Copyright: antonioguillem / 123RF Photo

Copyright: antonioguillem / 123RF Photo

Can I confess something? Lately I can’t help but be intrigued by some of the crazy quizzes in my Facebook feed. I don’t really expect them to offer an answer to the deep philosophical questions in life, but sometimes I find myself compelled to click just to find out what it says about me.

The quizzes may ask questions or merely use your profile picture or posts to come up with their responses. Lately I’ve had quizzes tell me that I have “strong character” and I’m “unique. Yesterday one quiz even told me that based on my profile picture I look like I’m 25. Ha! No, I didn’t actually believe it, but it gave me a good laugh.

Maybe you’ve seen a few of these:

  • Which Cereal Mascot Are You?
  • Who is Your Coolest Friend?
  • Which Elton John Song Are You?
  • What’s Your Hidden Talent?
  • What’s Your Best Quality?
  • What State Do You Belong In?
  • Which Pizza Topping Are You?

The list of quizzes goes on and on. So why do we do it? Why do we click on these random quizzes, especially when we know the companies that build them do so to learn about us? A few of the main reasons we do:

Who am I? – We have an overwhelming desire to answer the age old question “Who am I?” Although we undoubtedly know that we aren’t a character from Harry Potter, somehow a quiz telling us which one we are makes us self-reflect even if just a little bit. A quiz may give us an awkward answer that we don’t really agree with (the quiz told me I was Neville Longbottom which was not a character I would have picked) but at the same time they seem to temper the “news” with more palatable feedback such as saying you’re “brave and big-hearted.”

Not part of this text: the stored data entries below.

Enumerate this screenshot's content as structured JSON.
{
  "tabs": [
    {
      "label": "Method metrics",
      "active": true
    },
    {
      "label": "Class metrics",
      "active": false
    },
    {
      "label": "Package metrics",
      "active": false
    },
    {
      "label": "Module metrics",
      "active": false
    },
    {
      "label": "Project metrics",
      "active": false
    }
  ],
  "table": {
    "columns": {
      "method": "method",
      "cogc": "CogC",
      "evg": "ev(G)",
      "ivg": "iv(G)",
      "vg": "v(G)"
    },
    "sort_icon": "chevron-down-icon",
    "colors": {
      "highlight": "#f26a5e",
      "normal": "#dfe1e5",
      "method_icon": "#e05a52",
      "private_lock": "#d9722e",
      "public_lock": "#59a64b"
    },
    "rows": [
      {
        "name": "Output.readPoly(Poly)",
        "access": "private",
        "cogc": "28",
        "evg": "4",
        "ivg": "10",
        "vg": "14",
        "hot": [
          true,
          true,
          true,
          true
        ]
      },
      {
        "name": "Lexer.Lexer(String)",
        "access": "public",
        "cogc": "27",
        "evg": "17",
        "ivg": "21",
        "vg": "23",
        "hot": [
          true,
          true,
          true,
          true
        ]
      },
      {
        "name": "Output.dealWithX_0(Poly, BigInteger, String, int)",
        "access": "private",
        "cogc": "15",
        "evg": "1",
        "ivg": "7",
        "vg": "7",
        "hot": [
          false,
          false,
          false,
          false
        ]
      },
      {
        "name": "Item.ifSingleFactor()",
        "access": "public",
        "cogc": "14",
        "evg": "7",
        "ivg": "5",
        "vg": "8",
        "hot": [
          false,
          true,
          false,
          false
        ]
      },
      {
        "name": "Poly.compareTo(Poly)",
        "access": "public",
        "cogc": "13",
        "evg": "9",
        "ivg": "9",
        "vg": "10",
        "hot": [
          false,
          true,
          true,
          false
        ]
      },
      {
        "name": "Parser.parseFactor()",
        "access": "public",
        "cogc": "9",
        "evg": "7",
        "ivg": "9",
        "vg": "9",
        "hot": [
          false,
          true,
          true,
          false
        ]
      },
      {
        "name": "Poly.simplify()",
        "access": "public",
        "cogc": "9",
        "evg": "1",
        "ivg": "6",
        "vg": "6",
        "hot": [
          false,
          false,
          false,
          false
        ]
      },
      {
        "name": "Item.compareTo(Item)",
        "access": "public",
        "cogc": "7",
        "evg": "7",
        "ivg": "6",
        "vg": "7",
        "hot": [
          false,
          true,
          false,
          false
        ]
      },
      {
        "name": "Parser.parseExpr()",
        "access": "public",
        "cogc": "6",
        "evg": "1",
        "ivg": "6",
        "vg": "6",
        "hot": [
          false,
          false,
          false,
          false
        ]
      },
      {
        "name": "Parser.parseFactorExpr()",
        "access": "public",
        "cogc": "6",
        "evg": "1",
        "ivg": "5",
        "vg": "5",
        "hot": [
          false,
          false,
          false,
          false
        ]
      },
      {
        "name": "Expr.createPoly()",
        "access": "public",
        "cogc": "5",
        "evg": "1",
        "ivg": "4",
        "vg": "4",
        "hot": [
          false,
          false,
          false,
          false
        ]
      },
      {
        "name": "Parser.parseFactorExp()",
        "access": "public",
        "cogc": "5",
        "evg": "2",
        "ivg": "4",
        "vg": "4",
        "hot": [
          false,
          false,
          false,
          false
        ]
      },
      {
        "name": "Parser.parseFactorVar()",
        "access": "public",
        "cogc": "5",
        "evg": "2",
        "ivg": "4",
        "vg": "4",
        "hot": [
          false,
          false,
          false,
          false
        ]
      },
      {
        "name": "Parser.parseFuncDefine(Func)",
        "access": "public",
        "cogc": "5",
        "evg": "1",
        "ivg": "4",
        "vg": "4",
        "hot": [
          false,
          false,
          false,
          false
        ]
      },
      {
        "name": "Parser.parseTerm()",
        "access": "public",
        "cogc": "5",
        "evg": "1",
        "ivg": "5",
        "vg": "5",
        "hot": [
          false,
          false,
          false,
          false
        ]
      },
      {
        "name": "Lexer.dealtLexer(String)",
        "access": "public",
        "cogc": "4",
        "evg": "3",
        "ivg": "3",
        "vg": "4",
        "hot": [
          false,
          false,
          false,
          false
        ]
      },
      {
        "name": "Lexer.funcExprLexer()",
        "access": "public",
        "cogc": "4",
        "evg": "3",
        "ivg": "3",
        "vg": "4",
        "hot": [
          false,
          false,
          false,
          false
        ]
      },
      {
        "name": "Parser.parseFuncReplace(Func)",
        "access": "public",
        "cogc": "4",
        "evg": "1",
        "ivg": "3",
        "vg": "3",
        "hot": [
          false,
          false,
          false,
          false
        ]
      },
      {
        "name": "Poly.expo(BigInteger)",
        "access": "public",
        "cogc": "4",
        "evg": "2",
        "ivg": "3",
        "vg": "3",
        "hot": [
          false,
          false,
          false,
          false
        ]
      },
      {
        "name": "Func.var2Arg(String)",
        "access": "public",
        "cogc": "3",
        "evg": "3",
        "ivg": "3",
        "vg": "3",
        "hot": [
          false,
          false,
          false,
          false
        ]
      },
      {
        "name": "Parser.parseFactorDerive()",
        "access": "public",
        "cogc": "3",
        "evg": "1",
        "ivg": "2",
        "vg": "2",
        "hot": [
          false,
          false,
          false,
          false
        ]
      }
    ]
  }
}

Validation – We know something about ourselves, yet reading it feels validating. One recent survey claimed to determine how introverted or extroverted someone is. The responses filled my Facebook feed. Overall, most people’s comments were “Yup! Spot on!” Truly we don’t actually need a Facebook quiz to tell us if we’re introverted or not, yet reading it confirms what we already know about ourselves which can feel good.

Escape/Entertainment – Our schedules are packed. Life is busy. Sometimes we welcome a brief escape to the absurd or entertaining. The humor that some of these quizzes offer lighten the load by helping us to laugh and see a lighter side, even if for just a few minutes.

This week I did a bit of poking around on the internet to see why companies create these quizzes. In reality, despite the lighthearted titles, they really are big business designed as surveys. It turns out we’re actually more honest when someone asks a question on a quiz than when we’re responding to “a survey.” And, while many of us wouldn’t give a telemarketer or surveyor the time of day, the idea of receiving input to who am I, or receiving validation, or a brief escape sounds inviting. Companies have found when we like the response it gives us or it makes us laugh, we’re more likely to share it, causing our friends to want to willingly take their survey just to see what they get as a response.

Rather than click on the next Facebook quiz that shows up in your feed, why not consider the following first:

Ask yourself what you hope to gain from the quiz. Then ask, is this the best source for that? If you’re searching for insight into who you are, is a random quiz the best place for insight? Or could you learn more from another more reliable source? Then take a few minutes and consider one of these question:

  • What is important to me?
  • Who’s someone important to me?
  • How can I surprise or bless someone else this week?
  • What am I willing to do this week to make my future better?
  • What legacy do I want to leave?

Answering these questions may not give you a flashy post for your wall, but perhaps they’ll actually help you answer “who am I?” better than a Facebook quiz. And, when you share your responses with a friend or two, you’ll get true validation from friends who know you rather than from a survey designed to entice you. Thinking about these “quizzes” this way has impacted me. I really think I’ll think twice about doing them in the future. I plan to take my own advice and consider other alternatives.